Ancelotti was sacked by Napoli on Tuesday just hours after leading his team to a 4-0 win to qualify for the Champions League knockout stages.
When quizzed on the reports at a press conference, Ljungberg responded: “I try just to concentrate on my job. Who the club decide to choose is totally up to them. I stay out of it.”
Ancelotti possesses a proven track record in England, having won the double with Arsenal’s London rivals Chelsea back in 2010.
Napoli released a statement announcing his sacking after the club’s win over Genk, adding: “The relationship of friendship, esteem and mutual respect between the club, its president Aurelio De Laurentiis and Carlo Ancelotti remain intact.”

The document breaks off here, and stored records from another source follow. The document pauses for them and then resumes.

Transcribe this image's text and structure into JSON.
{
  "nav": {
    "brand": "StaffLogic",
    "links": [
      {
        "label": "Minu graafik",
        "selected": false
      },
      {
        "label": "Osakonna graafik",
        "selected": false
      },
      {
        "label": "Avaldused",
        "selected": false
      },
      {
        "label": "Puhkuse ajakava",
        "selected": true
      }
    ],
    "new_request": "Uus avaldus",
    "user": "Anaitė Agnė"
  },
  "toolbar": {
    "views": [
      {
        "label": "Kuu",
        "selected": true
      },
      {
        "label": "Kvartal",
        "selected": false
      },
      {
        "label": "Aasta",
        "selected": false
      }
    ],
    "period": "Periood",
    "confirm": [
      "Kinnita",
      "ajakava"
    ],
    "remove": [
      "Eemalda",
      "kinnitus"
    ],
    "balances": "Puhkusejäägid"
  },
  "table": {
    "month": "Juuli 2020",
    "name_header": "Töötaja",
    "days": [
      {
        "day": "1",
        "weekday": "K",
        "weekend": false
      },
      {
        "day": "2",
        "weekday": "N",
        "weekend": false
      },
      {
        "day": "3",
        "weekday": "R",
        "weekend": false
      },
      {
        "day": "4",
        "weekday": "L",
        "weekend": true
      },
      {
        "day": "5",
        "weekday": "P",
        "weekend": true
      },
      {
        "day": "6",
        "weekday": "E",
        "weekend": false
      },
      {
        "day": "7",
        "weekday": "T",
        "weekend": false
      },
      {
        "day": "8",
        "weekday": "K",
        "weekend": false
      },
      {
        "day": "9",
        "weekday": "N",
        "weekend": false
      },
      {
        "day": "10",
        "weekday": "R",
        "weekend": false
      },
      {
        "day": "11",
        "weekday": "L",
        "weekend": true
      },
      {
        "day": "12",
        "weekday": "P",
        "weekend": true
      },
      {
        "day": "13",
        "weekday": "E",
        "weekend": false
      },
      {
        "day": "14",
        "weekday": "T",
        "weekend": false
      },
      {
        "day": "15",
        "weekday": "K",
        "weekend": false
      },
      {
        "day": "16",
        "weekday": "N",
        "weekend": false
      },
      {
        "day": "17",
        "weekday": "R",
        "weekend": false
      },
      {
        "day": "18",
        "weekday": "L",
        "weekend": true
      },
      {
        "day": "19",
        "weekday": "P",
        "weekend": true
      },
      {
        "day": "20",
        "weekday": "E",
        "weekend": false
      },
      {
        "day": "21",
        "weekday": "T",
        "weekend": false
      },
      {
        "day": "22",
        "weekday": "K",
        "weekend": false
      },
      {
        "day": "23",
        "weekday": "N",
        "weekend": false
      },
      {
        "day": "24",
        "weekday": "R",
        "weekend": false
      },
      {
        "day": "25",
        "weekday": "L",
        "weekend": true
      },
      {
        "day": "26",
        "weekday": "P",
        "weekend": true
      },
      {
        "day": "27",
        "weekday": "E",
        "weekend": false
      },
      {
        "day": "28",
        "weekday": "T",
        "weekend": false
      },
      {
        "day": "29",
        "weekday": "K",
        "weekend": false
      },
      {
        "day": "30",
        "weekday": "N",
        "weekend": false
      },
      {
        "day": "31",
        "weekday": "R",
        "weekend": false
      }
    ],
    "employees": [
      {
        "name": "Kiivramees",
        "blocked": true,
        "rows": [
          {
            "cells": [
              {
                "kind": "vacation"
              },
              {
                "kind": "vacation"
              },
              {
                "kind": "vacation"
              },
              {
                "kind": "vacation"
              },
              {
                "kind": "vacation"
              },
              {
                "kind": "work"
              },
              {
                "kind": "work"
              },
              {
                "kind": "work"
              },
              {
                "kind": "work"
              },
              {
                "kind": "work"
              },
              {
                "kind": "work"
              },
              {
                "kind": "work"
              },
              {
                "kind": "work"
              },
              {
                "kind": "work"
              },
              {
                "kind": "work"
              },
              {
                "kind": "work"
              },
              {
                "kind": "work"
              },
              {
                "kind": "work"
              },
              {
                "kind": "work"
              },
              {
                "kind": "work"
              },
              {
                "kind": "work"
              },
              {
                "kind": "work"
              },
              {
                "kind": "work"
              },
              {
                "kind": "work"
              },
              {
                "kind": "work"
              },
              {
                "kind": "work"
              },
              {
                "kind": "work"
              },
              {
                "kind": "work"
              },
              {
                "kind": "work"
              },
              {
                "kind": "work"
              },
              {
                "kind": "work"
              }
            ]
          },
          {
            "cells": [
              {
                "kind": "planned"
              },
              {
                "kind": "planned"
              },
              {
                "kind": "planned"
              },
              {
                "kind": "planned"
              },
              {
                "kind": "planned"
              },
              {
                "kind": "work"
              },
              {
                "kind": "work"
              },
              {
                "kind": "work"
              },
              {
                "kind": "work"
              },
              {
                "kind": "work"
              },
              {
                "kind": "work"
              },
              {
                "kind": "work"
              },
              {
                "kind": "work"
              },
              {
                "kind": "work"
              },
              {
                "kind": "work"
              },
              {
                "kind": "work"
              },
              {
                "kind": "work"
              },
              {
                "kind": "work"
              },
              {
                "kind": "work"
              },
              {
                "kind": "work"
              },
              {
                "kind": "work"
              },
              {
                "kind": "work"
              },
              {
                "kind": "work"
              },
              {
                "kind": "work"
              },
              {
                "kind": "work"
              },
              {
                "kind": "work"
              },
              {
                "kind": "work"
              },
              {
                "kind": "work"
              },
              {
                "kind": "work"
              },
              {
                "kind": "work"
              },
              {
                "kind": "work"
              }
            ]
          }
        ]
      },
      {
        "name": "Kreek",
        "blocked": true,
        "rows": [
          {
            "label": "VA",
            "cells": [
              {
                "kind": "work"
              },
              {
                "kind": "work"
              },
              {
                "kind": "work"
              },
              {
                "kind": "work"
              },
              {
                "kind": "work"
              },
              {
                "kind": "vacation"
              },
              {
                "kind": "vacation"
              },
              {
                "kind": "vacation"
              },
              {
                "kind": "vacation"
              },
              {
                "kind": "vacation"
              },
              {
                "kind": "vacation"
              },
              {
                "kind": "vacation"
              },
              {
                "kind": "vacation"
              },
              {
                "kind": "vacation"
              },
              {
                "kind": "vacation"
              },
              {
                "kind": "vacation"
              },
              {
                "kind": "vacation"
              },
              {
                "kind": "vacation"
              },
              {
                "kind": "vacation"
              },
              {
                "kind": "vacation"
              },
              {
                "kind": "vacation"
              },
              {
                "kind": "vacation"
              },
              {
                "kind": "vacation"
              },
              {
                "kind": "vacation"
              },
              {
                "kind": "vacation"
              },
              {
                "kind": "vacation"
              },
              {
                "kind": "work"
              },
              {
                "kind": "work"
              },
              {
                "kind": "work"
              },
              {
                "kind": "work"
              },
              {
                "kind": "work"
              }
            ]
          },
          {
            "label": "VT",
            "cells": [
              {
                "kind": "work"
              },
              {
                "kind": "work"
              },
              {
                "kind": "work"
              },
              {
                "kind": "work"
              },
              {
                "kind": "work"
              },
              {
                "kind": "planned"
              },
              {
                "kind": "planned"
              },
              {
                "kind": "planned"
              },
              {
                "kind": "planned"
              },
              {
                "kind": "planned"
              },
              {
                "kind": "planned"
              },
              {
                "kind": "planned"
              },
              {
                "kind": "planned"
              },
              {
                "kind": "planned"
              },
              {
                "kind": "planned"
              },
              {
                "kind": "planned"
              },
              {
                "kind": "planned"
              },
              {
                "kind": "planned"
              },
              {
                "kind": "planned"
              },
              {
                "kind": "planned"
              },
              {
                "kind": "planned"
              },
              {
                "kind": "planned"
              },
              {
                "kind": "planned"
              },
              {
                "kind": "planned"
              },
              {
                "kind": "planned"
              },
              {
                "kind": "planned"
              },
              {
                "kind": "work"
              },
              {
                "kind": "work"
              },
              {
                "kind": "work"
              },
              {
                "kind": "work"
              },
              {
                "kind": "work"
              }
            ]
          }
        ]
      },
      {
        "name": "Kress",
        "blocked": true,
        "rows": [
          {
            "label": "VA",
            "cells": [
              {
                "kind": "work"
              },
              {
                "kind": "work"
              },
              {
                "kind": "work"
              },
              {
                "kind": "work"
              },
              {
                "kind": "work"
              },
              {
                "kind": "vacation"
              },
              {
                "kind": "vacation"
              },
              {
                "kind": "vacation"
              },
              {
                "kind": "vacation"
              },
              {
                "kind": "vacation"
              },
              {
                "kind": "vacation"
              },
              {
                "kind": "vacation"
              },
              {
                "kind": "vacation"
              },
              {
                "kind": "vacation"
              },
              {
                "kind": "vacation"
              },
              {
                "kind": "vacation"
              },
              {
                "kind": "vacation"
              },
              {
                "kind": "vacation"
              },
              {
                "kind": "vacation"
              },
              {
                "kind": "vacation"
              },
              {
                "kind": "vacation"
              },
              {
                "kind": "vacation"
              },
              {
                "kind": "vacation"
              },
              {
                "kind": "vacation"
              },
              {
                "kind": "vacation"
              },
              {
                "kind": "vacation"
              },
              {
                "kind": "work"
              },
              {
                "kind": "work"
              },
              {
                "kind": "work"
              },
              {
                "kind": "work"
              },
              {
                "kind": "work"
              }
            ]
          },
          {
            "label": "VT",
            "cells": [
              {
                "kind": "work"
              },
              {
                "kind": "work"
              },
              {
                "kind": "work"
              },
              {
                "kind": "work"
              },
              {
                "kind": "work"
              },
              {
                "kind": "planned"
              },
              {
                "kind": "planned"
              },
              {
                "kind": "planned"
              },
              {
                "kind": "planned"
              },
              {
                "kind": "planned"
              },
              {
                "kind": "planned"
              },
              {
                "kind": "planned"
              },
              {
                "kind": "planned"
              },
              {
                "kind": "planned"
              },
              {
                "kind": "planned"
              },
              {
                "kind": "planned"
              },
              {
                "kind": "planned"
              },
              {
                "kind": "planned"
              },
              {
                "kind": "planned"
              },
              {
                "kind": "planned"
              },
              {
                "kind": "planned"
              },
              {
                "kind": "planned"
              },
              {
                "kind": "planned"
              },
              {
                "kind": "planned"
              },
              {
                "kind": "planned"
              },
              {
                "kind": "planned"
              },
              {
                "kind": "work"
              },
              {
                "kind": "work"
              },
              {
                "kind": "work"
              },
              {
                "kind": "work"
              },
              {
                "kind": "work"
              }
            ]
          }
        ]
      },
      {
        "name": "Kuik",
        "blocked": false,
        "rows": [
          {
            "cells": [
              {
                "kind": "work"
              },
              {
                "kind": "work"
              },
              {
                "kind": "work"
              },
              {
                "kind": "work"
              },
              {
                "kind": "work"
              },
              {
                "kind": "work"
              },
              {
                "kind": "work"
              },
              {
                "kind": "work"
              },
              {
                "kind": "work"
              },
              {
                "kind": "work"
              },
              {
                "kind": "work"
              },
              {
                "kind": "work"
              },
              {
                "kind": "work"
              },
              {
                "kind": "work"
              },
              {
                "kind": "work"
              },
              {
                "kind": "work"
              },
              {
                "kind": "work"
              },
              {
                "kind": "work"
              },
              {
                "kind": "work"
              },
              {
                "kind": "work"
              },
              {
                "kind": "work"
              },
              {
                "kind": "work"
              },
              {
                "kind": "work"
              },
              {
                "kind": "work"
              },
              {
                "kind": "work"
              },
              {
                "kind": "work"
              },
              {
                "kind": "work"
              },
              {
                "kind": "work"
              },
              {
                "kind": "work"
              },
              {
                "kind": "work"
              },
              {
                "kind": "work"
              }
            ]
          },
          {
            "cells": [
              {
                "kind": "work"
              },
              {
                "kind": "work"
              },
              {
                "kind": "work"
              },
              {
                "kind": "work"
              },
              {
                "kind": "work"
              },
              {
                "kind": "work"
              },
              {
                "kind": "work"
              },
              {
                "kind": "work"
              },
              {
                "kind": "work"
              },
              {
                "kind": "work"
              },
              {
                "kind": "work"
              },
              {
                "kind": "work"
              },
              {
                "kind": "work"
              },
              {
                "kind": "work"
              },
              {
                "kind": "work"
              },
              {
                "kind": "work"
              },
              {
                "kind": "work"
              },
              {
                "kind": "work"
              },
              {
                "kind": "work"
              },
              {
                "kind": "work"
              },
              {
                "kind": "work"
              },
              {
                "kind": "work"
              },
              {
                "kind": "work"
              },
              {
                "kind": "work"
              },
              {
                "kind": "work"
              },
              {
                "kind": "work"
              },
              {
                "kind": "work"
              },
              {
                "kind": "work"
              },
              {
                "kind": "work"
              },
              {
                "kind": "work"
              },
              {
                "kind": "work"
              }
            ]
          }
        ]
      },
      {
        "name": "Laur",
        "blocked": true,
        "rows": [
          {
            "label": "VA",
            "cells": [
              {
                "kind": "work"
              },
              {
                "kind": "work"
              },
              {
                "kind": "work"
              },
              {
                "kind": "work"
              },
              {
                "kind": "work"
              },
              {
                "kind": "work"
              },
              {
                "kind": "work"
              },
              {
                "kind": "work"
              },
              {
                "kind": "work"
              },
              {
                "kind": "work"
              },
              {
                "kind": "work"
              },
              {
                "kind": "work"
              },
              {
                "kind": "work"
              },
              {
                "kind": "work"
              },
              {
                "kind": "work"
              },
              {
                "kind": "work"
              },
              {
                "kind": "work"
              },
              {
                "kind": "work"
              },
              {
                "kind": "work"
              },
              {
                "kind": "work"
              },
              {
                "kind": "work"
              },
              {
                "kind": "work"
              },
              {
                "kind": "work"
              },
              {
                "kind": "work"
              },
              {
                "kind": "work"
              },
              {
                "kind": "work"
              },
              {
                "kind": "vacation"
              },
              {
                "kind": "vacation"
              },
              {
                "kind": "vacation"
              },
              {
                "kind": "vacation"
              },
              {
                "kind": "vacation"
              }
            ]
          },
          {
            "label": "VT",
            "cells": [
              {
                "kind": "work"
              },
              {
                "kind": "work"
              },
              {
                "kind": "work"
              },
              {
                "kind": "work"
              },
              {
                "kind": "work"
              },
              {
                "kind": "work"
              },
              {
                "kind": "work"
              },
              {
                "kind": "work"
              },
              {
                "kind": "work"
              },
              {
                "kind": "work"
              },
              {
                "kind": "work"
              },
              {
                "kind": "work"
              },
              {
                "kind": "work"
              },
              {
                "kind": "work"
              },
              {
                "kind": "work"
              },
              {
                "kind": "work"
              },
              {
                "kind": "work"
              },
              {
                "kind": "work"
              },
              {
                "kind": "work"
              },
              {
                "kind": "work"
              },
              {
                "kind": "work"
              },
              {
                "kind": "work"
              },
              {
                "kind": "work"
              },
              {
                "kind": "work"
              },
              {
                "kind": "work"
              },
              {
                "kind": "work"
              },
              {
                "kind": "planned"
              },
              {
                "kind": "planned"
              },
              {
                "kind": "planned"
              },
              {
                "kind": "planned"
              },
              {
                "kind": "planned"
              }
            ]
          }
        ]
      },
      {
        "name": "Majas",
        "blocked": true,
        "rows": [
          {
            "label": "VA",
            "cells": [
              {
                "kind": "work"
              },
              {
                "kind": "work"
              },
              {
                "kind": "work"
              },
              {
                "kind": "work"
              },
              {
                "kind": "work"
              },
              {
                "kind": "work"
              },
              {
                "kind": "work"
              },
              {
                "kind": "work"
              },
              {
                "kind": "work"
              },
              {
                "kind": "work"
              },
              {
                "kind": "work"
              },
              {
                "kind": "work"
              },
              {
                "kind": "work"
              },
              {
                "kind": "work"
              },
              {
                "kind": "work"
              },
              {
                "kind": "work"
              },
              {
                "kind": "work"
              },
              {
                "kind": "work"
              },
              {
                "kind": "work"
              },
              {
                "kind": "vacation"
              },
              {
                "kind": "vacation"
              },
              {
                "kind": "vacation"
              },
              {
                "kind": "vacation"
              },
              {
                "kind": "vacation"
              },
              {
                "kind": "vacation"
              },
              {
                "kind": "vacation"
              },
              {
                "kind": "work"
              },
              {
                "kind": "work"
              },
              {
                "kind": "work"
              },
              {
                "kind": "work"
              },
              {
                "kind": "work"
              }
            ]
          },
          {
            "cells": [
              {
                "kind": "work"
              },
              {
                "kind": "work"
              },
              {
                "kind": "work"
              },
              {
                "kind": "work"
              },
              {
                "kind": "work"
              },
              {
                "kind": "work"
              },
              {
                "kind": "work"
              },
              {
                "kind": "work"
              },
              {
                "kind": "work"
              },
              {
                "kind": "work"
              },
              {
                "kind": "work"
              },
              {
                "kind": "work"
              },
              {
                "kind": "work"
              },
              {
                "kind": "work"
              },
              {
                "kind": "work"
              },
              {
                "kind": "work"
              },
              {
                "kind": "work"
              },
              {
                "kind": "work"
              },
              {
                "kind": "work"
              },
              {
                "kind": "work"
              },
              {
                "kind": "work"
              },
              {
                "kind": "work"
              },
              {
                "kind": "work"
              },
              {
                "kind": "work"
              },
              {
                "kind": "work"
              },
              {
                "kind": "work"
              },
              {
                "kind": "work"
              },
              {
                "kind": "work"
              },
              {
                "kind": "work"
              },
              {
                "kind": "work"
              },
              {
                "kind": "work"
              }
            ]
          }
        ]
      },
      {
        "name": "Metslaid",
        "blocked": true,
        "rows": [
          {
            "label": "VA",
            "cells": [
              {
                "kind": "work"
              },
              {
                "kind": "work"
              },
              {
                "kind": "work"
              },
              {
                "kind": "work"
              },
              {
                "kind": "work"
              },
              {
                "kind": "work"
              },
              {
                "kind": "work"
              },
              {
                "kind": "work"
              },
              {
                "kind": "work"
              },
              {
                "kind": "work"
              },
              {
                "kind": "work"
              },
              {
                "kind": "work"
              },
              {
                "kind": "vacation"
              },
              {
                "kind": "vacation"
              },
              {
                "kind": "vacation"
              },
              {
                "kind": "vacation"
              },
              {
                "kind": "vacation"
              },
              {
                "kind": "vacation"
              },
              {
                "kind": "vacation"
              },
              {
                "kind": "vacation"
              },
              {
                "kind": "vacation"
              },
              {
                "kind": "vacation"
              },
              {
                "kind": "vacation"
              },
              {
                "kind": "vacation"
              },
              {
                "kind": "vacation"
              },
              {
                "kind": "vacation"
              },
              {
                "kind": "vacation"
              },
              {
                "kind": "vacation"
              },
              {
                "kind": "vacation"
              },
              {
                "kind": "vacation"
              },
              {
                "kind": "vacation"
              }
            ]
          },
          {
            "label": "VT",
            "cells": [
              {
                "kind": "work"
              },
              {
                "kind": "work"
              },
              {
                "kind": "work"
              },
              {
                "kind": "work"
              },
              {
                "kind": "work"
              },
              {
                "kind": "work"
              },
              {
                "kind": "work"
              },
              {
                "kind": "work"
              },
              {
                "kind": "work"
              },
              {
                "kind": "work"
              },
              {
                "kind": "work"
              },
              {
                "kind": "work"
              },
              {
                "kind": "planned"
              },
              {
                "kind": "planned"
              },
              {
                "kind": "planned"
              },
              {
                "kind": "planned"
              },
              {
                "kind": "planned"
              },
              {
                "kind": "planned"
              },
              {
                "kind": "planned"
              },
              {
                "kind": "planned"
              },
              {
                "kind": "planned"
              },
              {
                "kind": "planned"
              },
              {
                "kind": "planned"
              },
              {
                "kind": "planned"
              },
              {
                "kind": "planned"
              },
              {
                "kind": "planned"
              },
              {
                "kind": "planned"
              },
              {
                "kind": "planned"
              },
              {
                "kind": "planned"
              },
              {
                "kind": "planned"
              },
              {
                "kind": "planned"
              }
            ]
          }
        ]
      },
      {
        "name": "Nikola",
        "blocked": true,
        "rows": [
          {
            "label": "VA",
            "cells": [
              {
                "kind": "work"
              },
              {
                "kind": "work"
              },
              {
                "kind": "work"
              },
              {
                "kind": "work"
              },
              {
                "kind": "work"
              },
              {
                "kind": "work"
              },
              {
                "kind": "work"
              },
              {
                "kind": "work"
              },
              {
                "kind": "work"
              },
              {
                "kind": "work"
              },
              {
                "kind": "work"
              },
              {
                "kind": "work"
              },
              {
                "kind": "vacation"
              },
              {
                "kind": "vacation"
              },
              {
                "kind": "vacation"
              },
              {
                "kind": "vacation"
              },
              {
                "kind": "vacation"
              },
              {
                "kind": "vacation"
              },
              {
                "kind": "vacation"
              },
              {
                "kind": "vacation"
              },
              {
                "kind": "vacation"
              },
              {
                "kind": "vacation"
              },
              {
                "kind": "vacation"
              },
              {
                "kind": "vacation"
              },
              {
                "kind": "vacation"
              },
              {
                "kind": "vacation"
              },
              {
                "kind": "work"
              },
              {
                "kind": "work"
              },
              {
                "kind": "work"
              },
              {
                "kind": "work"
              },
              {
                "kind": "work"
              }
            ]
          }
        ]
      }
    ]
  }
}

Everton are also believed to be interested in hiring the Italian, as they seek a long-term replacement for Marco Silva.
Chelsea boss Frank Lampard gave his former boss Ancelotti a glowing recommendation when asked about the potential of him returning to England.
“I have huge respect for him, I am very sorry for him,” said Lampard.
“I know it was a tough job for him lately. I saw his interview before the game and I thought it was a very typically classy interview in what seemed a very tough time for him. He always handles himself brilliantly.
“I think he can work anywhere in the world at the top level, of course.”
Arsenal’s board are still undergoing an exhaustive process of finding a full-time manager, with ex-captains Patrick Vieira and Mikel Arteta, Bordeaux’s former Swansea boss Paulo Sousa, and Belgium boss Roberto Martinez all on a shortlist to be interviewed.
Ljungberg oversaw the Gunners’ win over West Ham on Monday, but his position is thought to only be temporary until the board can find the right candidate.
Following the interviews the four man panel tasked with finding the perfect recruit will then take their recommended candidate to Arsenal director Josh Kroenke, son of owner Stan and they will give it the green light.